How we run iSCSI over the internet

Hi HN - Tom here, I built scsipub.

The short version: it's iSCSI targets on the public internet. Pick an image, get a block device. The free tier doesn't need a signup at all - iscsiadm -m discovery -t sendtargets -p scsipub.com and --login to iqn.2025-01.pub.scsipub:blank lands you a 64 MB scratch disk. There's a small catalog of OS images you can mount the same way.

The paid tier is where it gets less hobby-shaped: sessions survive disconnects, a single target can expose multiple LUNs, and SCSI-3 Persistent Reservations work end-to-end (REGISTER / RESERVE / RELEASE round-trip clean against sg_persist). That last bit is the cluster-storage primitive — Pacemaker, ESXi HA, and Windows MSCS all use PR for fencing — so you can actually back a 2-node failover cluster off a target on the public internet.

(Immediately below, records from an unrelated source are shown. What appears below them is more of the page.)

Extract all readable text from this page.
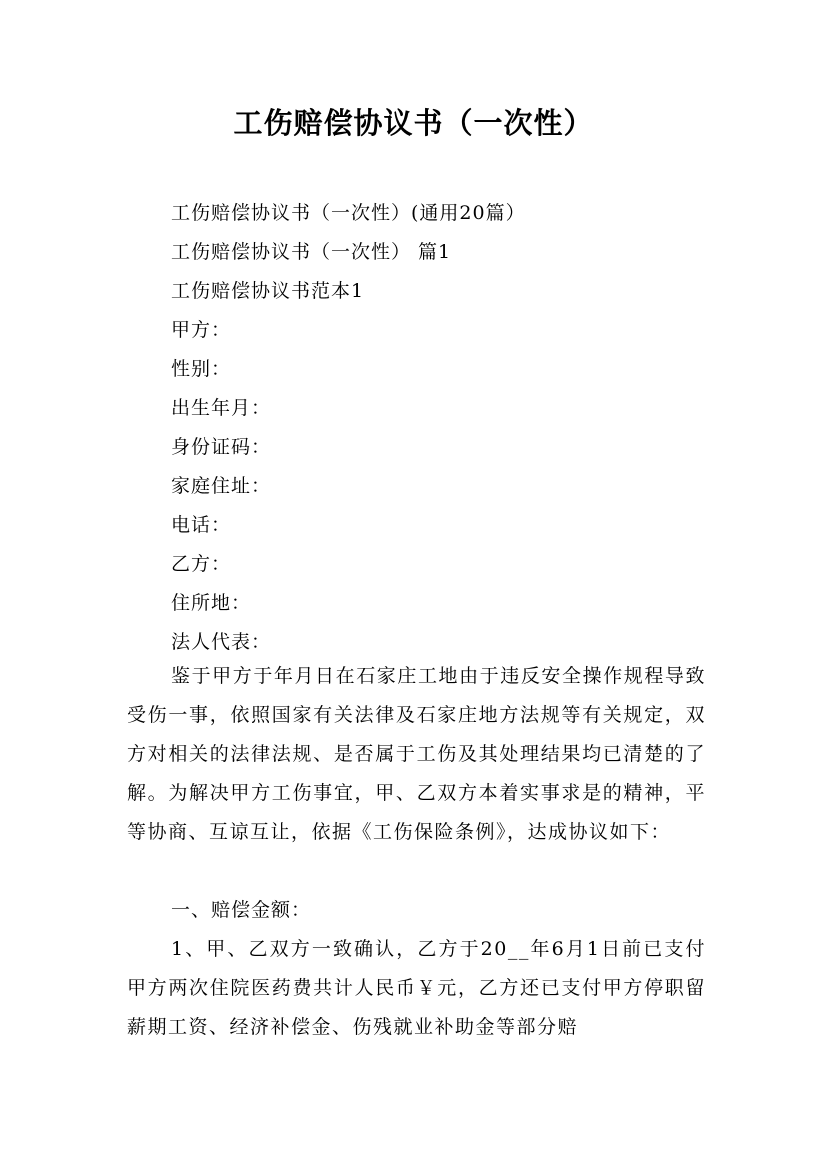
工伤赔偿协议书（一次性）
工伤赔偿协议书（一次性）(通用20篇）
工伤赔偿协议书（一次性） 篇1
工伤赔偿协议书范本1
甲方：
性别：
出生年月：
身份证码：
家庭住址：
电话：
乙方：
住所地：
法人代表：

鉴于甲方于年月日在石家庄工地由于违反安全操作规程导致受伤一事，依照国家有关法律及石家庄地方法规等有关规定，双方对相关的法律法规、是否属于工伤及其处理结果均已清楚的了解。为解决甲方工伤事宜，甲、乙双方本着实事求是的精神，平等协商、互谅互让，依据《工伤保险条例》，达成协议如下：

一、赔偿金额：

1、甲、乙双方一致确认，乙方于20__年6月1日前已支付甲方两次住院医药费共计人民币￥元，乙方还已支付甲方停职留薪期工资、经济补偿金、伤残就业补助金等部分赔
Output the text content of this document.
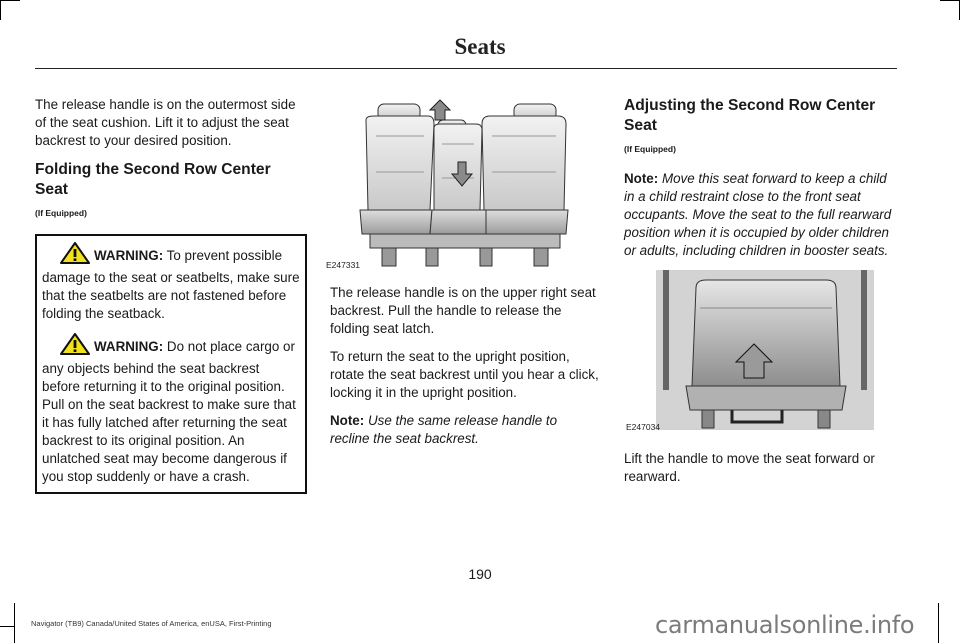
Seats

The release handle is on the outermost side of the seat cushion. Lift it to adjust the seat backrest to your desired position.

Folding the Second Row Center Seat
(If Equipped)

WARNING: To prevent possible damage to the seat or seatbelts, make sure that the seatbelts are not fastened before folding the seatback.

WARNING: Do not place cargo or any objects behind the seat backrest before returning it to the original position. Pull on the seat backrest to make sure that it has fully latched after returning the seat backrest to its original position. An unlatched seat may become dangerous if you stop suddenly or have a crash.

E247331

The release handle is on the upper right seat backrest. Pull the handle to release the folding seat latch.

To return the seat to the upright position, rotate the seat backrest until you hear a click, locking it in the upright position.

Note: Use the same release handle to recline the seat backrest.

Adjusting the Second Row Center Seat
(If Equipped)

Note: Move this seat forward to keep a child in a child restraint close to the front seat occupants. Move the seat to the full rearward position when it is occupied by older children or adults, including children in booster seats.

E247034

Lift the handle to move the seat forward or rearward.

190
Navigator (TB9) Canada/United States of America, enUSA, First-Printing	carmanualsonline.info
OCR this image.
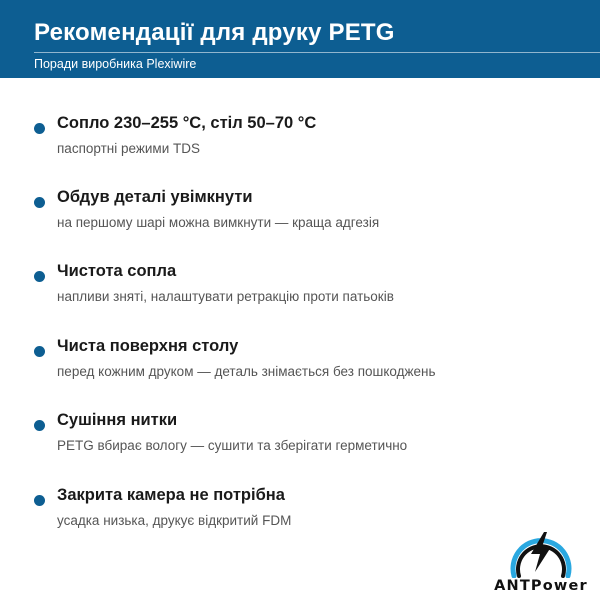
Рекомендації для друку PETG
Поради виробника Plexiwire
Сопло 230–255 °C, стіл 50–70 °C
паспортні режими TDS
Обдув деталі увімкнути
на першому шарі можна вимкнути — краща адгезія
Чистота сопла
напливи зняті, налаштувати ретракцію проти патьоків
Чиста поверхня столу
перед кожним друком — деталь знімається без пошкоджень
Сушіння нитки
PETG вбирає вологу — сушити та зберігати герметично
Закрита камера не потрібна
усадка низька, друкує відкритий FDM
ANTPower
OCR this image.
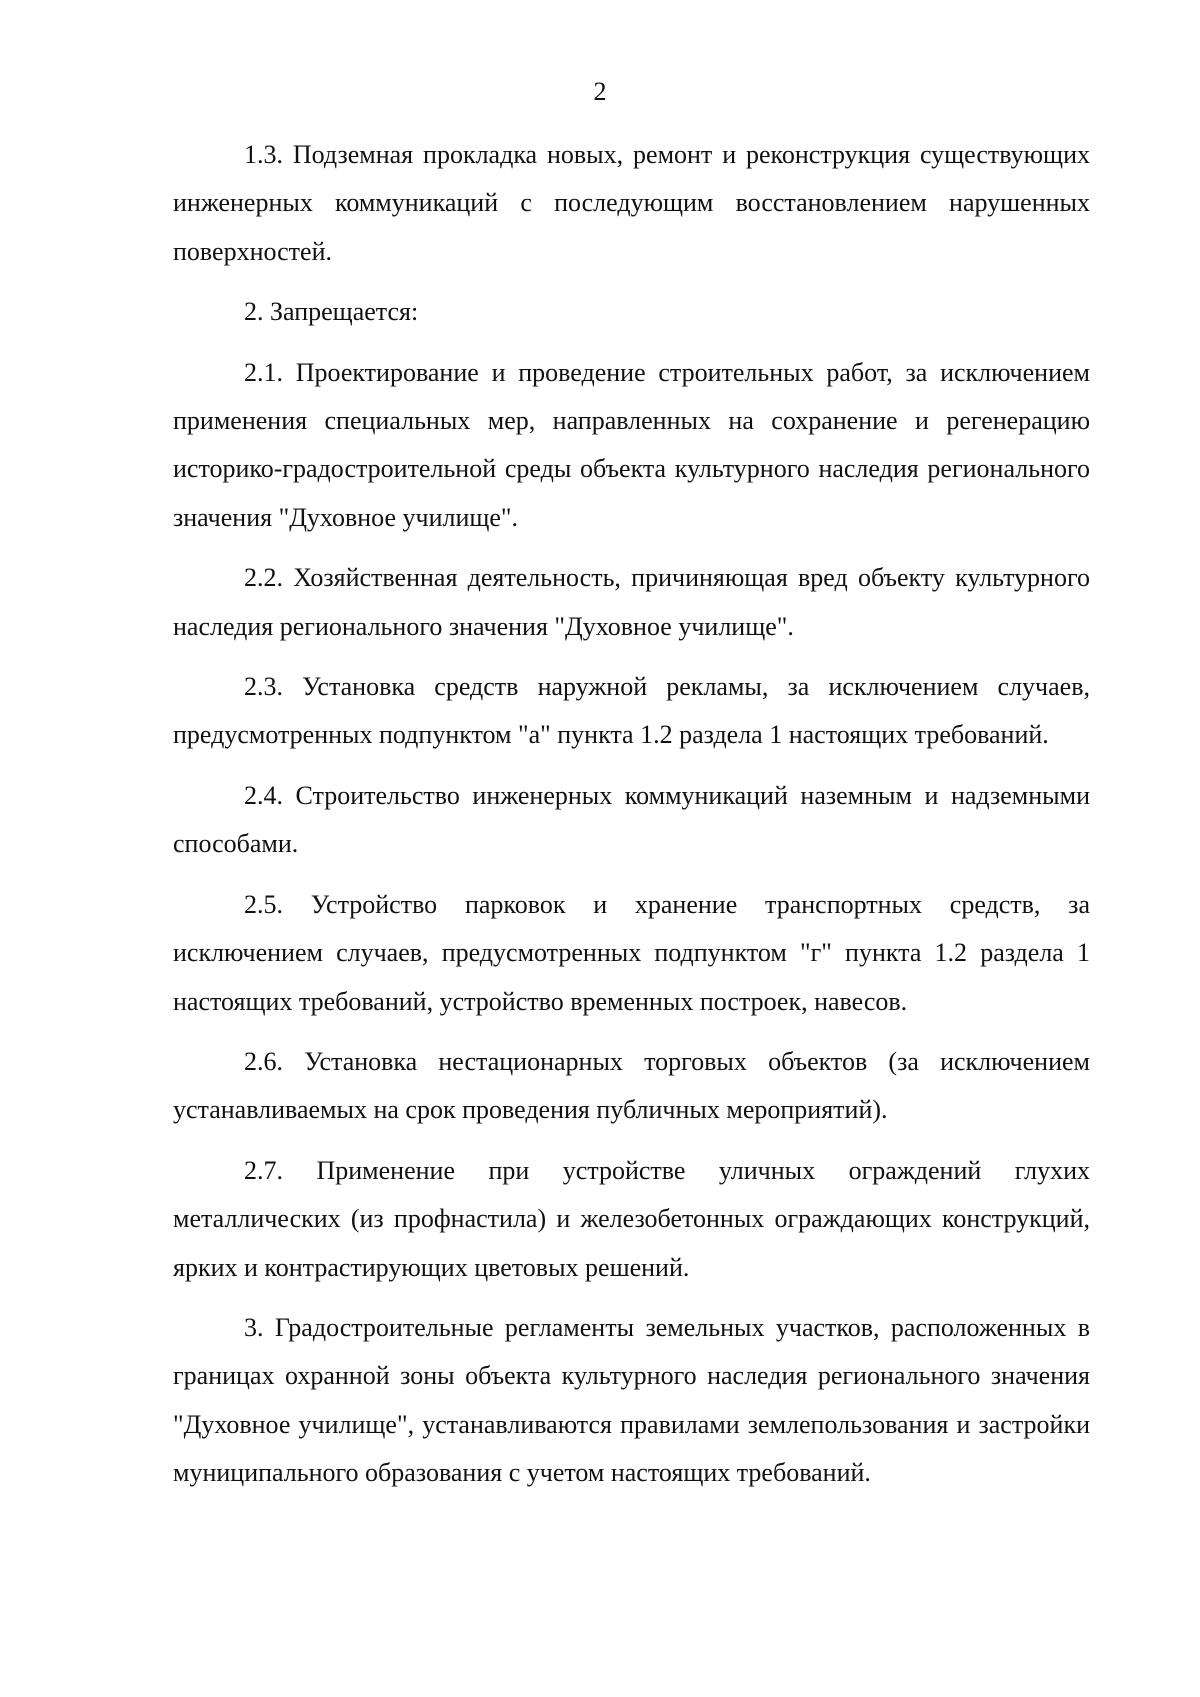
2

1.3. Подземная прокладка новых, ремонт и реконструкция существующих инженерных коммуникаций с последующим восстановлением нарушенных поверхностей.

2. Запрещается:

2.1. Проектирование и проведение строительных работ, за исключением применения специальных мер, направленных на сохранение и регенерацию историко-градостроительной среды объекта культурного наследия регионального значения "Духовное училище".

2.2. Хозяйственная деятельность, причиняющая вред объекту культурного наследия регионального значения "Духовное училище".

2.3. Установка средств наружной рекламы, за исключением случаев, предусмотренных подпунктом "а" пункта 1.2 раздела 1 настоящих требований.

2.4. Строительство инженерных коммуникаций наземным и надземными способами.

2.5. Устройство парковок и хранение транспортных средств, за исключением случаев, предусмотренных подпунктом "г" пункта 1.2 раздела 1 настоящих требований, устройство временных построек, навесов.

2.6. Установка нестационарных торговых объектов (за исключением устанавливаемых на срок проведения публичных мероприятий).

2.7. Применение при устройстве уличных ограждений глухих металлических (из профнастила) и железобетонных ограждающих конструкций, ярких и контрастирующих цветовых решений.

3. Градостроительные регламенты земельных участков, расположенных в границах охранной зоны объекта культурного наследия регионального значения "Духовное училище", устанавливаются правилами землепользования и застройки муниципального образования с учетом настоящих требований.
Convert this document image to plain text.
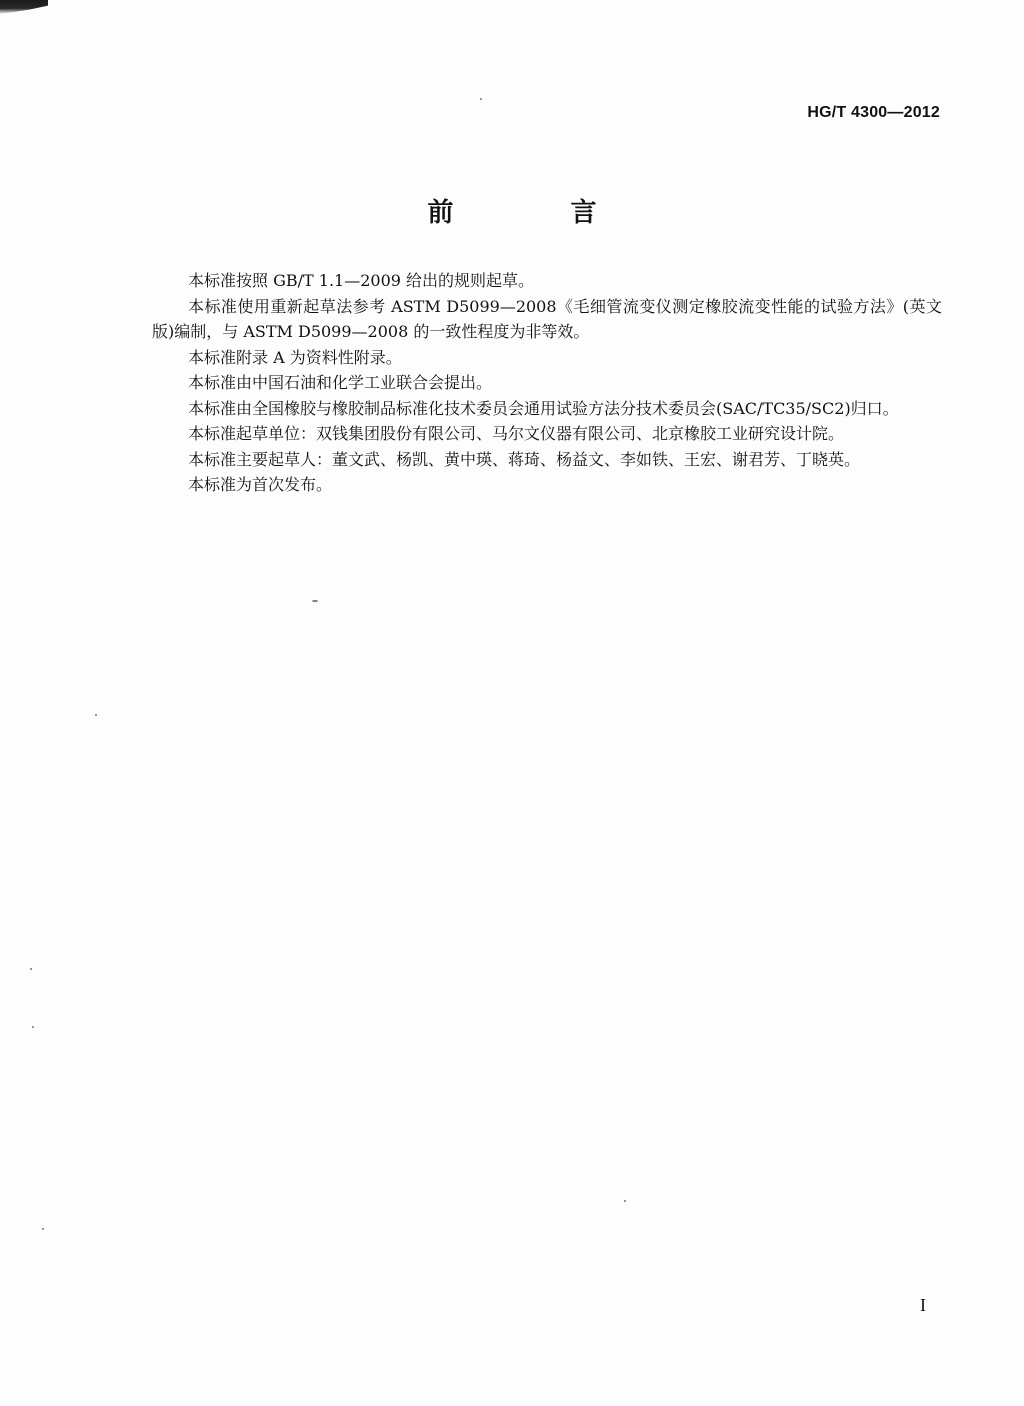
HG/T 4300—2012
前 言

本标准按照 GB/T 1.1—2009 给出的规则起草。

本标准使用重新起草法参考 ASTM D5099—2008《毛细管流变仪测定橡胶流变性能的试验方法》(英文版)编制，与 ASTM D5099—2008 的一致性程度为非等效。

本标准附录 A 为资料性附录。

本标准由中国石油和化学工业联合会提出。

本标准由全国橡胶与橡胶制品标准化技术委员会通用试验方法分技术委员会(SAC/TC35/SC2)归口。

本标准起草单位：双钱集团股份有限公司、马尔文仪器有限公司、北京橡胶工业研究设计院。

本标准主要起草人：董文武、杨凯、黄中瑛、蒋琦、杨益文、李如铁、王宏、谢君芳、丁晓英。

本标准为首次发布。

I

The post linked in the submission is the architectural decision log: Ranch 2.x listeners, a BEAM process per session, COW overlays with per-sector bitmaps, Caddy-managed Let's Encrypt for the iSCSI-TLS port without restarting the listener, and the four open-iscsi quirks that each cost me few hours. There's a section on what we're deliberately not solving (multi-region, RDMA, etc.) so you know the scope.

Two companion projects ship as embedded sub-sites on the front page — one turns an ESP32-S3 into a wireless iSCSI-to-USB bridge, one lets a Raspberry Pi 3/4/5 netboot directly from a target. Both linked from the landing page under "Hardware initiators".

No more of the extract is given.